Saturday, September 26, 2020

Copying a Confiscated Quilt

Rose of the Desert by Willie Bridges Allen (1867-1942)
 Pinola, Mississippi. 1933.

This variation of the very popular 19th-century pattern Whig Rose or Democrat Rose was made in 1933, according to the woman who brought it in for documentation by the Arizona Project. Mamye Allen Steen (1906-1993) remembered the family story that her mother Willie Bridges Allen copied the design from an old quilt her mother had made before the Civil War.

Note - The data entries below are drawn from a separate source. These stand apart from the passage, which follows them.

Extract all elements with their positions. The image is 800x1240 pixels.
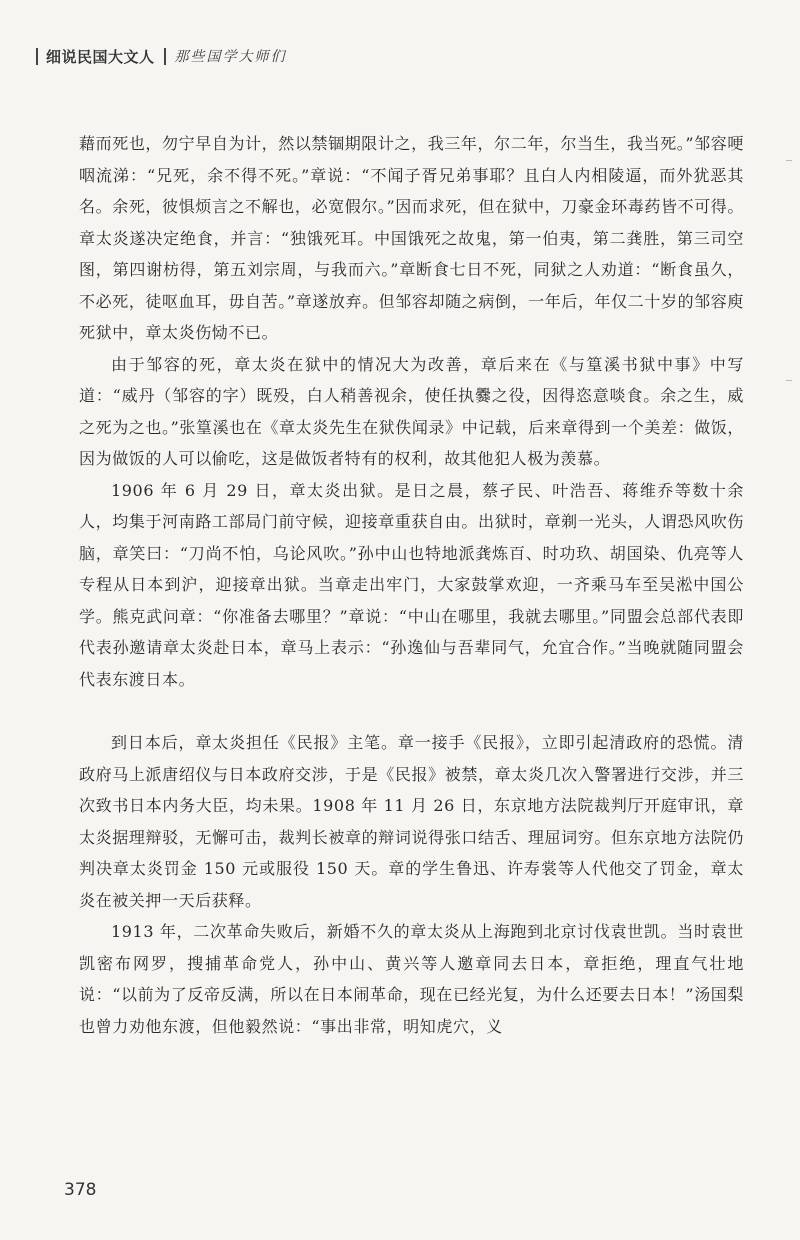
running-header xyxy=(36,44,287,68)
series-title: 细说民国大文人 xyxy=(46,47,155,66)
chapter-subtitle: 那些国学大师们 xyxy=(174,49,287,65)
page-number: 378 xyxy=(64,1180,97,1200)
scan-edge-mark xyxy=(786,380,792,381)
paragraph: 到日本后，章太炎担任《民报》主笔。章一接手《民报》，立即引起清政府的恐慌。清政府马上派唐绍仪与日本政府交涉，于是《民报》被禁，章太炎几次入警署进行交涉，并三次致书日本内务大臣，均未果。1908 年 11 月 26 日，东京地方法院裁判厅开庭审讯，章太炎据理辩驳，无懈可击，裁判长被章的辩词说得张口结舌、理屈词穷。但东京地方法院仍判决章太炎罚金 150 元或服役 150 天。章的学生鲁迅、许寿裳等人代他交了罚金，章太炎在被关押一天后获释。 xyxy=(79,733,744,910)
body-text xyxy=(79,128,744,1042)
header-divider xyxy=(36,48,38,65)
header-divider xyxy=(164,48,166,65)
paragraph: 藉而死也，勿宁早自为计，然以禁锢期限计之，我三年，尔二年，尔当生，我当死。”邹容哽咽流涕：“兄死，余不得不死。”章说：“不闻子胥兄弟事耶？且白人内相陵逼，而外犹恶其名。余死，彼惧烦言之不解也，必宽假尔。”因而求死，但在狱中，刀豪金环毒药皆不可得。章太炎遂决定绝食，并言：“独饿死耳。中国饿死之故鬼，第一伯夷，第二龚胜，第三司空图，第四谢枋得，第五刘宗周，与我而六。”章断食七日不死，同狱之人劝道：“断食虽久，不必死，徒呕血耳，毋自苦。”章遂放弃。但邹容却随之病倒，一年后，年仅二十岁的邹容庾死狱中，章太炎伤恸不已。 xyxy=(79,134,744,342)
paragraph: 1906 年 6 月 29 日，章太炎出狱。是日之晨，蔡孑民、叶浩吾、蒋维乔等数十余人，均集于河南路工部局门前守候，迎接章重获自由。出狱时，章剃一光头，人谓恐风吹伤脑，章笑曰：“刀尚不怕，乌论风吹。”孙中山也特地派龚炼百、时功玖、胡国染、仇亮等人专程从日本到沪，迎接章出狱。当章走出牢门，大家鼓掌欢迎，一齐乘马车至吴淞中国公学。熊克武问章：“你准备去哪里？”章说：“中山在哪里，我就去哪里。”同盟会总部代表即代表孙邀请章太炎赴日本，章马上表示：“孙逸仙与吾辈同气，允宜合作。”当晚就随同盟会代表东渡日本。 xyxy=(79,480,744,689)
paragraph: 由于邹容的死，章太炎在狱中的情况大为改善，章后来在《与篁溪书狱中事》中写道：“威丹（邹容的字）既殁，白人稍善视余，使任执爨之役，因得恣意啖食。余之生，威之死为之也。”张篁溪也在《章太炎先生在狱佚闻录》中记载，后来章得到一个美差：做饭，因为做饭的人可以偷吃，这是做饭者特有的权利，故其他犯人极为羡慕。 xyxy=(79,354,744,468)
paragraph: 1913 年，二次革命失败后，新婚不久的章太炎从上海跑到北京讨伐袁世凯。当时袁世凯密布网罗，搜捕革命党人，孙中山、黄兴等人邀章同去日本，章拒绝，理直气壮地说：“以前为了反帝反满，所以在日本闹革命，现在已经光复，为什么还要去日本！”汤国梨也曾力劝他东渡，但他毅然说：“事出非常，明知虎穴，义 xyxy=(79,922,744,1036)
scan-edge-mark xyxy=(786,160,792,161)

Mayme Allen Steen's grandmother was Lorenda (Lorinda) Chandler Bridges (1840-) from Simpson County, Mississippi, who was in her twenties, unmarried during the war, living with her parents Probate Judge William Chandler and Martha Powell Chandler. The Chandlers were prosperous before the war; the 1860 slave scheduled lists 22 enslaved people for William B. Chandler, more than most farmers in the county.

Mayme about the time her mother made the copy.
Portraits are from their Find-a-Grave sites

Mayme told the project that her mother's quilt "was copied from a quilt made by her mother, Lorenda  Chandler Bridges, which was confiscated by Union troops during the Civil War. The quilt was later returned to her as a favor by the Union officer."

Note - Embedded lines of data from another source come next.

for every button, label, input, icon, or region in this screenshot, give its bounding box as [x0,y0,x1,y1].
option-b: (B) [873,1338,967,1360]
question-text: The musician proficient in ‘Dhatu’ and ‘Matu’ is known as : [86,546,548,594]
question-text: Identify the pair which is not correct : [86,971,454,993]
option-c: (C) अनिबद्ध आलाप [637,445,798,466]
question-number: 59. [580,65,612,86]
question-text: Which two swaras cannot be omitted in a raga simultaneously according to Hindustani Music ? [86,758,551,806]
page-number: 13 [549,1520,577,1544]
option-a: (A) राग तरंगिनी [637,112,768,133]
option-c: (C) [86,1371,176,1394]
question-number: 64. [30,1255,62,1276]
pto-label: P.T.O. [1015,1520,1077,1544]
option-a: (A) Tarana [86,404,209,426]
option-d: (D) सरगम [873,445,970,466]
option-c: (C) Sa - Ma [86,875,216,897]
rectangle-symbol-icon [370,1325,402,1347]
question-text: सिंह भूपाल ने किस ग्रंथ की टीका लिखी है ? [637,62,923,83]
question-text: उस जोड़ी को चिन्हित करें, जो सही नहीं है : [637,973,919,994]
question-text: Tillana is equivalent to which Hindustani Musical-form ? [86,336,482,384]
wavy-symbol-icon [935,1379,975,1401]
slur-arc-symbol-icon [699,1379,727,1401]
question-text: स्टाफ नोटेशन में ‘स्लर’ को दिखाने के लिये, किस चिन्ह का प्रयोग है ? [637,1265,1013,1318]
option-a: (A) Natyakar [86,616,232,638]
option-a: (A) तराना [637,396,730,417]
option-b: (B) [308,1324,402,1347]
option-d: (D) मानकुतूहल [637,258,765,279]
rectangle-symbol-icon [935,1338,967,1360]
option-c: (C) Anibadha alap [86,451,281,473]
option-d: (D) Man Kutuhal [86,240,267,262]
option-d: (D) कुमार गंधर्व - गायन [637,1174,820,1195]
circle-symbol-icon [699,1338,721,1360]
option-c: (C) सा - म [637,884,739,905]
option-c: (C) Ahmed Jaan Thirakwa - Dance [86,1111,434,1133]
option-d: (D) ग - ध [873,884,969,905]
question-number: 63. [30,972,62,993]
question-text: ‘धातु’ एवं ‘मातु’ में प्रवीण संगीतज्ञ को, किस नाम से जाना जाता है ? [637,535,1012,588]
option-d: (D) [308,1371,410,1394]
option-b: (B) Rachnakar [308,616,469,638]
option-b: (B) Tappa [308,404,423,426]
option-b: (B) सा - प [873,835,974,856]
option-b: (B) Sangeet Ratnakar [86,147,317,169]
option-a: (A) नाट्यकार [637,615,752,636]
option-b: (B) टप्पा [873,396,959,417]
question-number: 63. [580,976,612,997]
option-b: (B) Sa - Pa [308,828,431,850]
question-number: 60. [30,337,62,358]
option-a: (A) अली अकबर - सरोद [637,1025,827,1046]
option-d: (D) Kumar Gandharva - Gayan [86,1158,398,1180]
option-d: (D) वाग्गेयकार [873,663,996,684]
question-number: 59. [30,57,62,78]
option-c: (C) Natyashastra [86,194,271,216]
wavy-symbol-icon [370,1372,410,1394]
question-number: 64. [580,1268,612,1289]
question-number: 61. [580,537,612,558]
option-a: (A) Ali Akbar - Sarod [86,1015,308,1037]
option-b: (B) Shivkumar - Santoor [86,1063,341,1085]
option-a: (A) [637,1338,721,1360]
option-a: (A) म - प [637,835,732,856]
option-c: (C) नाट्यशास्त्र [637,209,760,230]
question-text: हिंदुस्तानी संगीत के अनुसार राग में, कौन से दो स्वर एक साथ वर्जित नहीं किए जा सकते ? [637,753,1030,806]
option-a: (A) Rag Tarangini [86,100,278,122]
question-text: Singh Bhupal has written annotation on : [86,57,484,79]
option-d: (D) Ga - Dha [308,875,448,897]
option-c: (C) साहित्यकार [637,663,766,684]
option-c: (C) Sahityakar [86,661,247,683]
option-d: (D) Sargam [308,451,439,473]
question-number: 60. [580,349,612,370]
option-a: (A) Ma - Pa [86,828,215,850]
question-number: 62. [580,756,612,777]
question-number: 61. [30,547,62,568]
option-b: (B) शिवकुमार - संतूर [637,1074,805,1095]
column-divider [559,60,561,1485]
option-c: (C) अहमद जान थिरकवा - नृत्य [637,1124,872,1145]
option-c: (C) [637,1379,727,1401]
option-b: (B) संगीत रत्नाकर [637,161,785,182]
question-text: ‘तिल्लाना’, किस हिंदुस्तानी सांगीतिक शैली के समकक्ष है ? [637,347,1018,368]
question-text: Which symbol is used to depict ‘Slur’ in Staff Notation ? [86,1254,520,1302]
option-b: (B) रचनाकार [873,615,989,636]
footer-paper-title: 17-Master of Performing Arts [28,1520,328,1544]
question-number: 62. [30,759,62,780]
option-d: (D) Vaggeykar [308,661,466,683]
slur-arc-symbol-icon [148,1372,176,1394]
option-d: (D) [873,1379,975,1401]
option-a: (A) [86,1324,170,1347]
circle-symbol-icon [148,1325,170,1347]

We find no pictures of  the original quilt so we don't know how accurate Willie's copy was. Did the original have a scalloped edge?

And how accurate was the family story? The people of Simpson County, Mississippi, were victims of Union raiders in 1863 and 1864; first Grierson's Raid, a diversion by Union troops to direct Confederate attention away from Grant's campaign to capture Vicksburg.

Grierson with his hand on his chin and his staff.

For over two weeks in April & May, 1863 Colonel Benjamin Grierson's 1700 soldiers created havoc with the property destruction Grant used to demoralize Confederate civilians, a "brilliant expedition," wrote Grant. The Chandler family and their quilt may have been in Grierson's path through central Mississippi. 

Grierson made the cover of Harper's in June, 1863.

After the war Lorenda married Private R. L. Bridges of  Company B, 16th Mississippi Regiment and moved to Limestone, Texas where they were recorded in the 1870 census with Willie aged 2 and her older sister Beulah. Soon after Lorenda died and Bridges took his daughters back to the small community of  Pinola, Mississippi.

Husband (Robert?) remarried and he died in 1913 about the time the hotel in Pinola was built.

Quiltmaker Willie Bridges Allen (1867-1942)
Named for her grandfather Judge William Chandler ?

Willie Bridges married Thomas Wiley Allen (1862-1918). In 1935 Willie and Mayme told the Jackson Clarion Ledger about the lost and found quilt. Mrs. L.T. Steen, Mayme, did not mention the copy so it may be that her mother made it after the newspaper article.

The article goes into more detail about how the quilts was stolen and returned. In February, 1864 (The date indicates the quilt may have been taken during Sherman's Meridian Campaign across Mississippi) the Chandlers were told that "The Yankees Were Coming." A company camped near them took the quilt and much else. The next day their Captain had the effrontery to ask for a "good old fashioned Southern dinner," and the women complied. Seventeen-year-old Lorenda complained during the meal about losing her quilt. He sent the quilt back that afternoon.

The quilt was lost and found twice. Lorenda took the quilt to Texas and when her widowed husband returned he shipped it to New Orleans but the trunk was misdirected and did not arrive back in Mississippi until a year and a half had passed. The quilt was yellowed when they saw it again.

Telling that story to the reporter might have inspired Willie to make the copy that her daughter carried to Arizona when she moved to Tucson.


Michele McLaughlin said...

Great story! Love this post!

Jan White said...

Sweet story. The article says her quilt is a copy, but the original is still in the family. Older sister had it?
Thanks for your blog, as always.

QuiltGranma said...

I really appreciate your research! Wonderful story!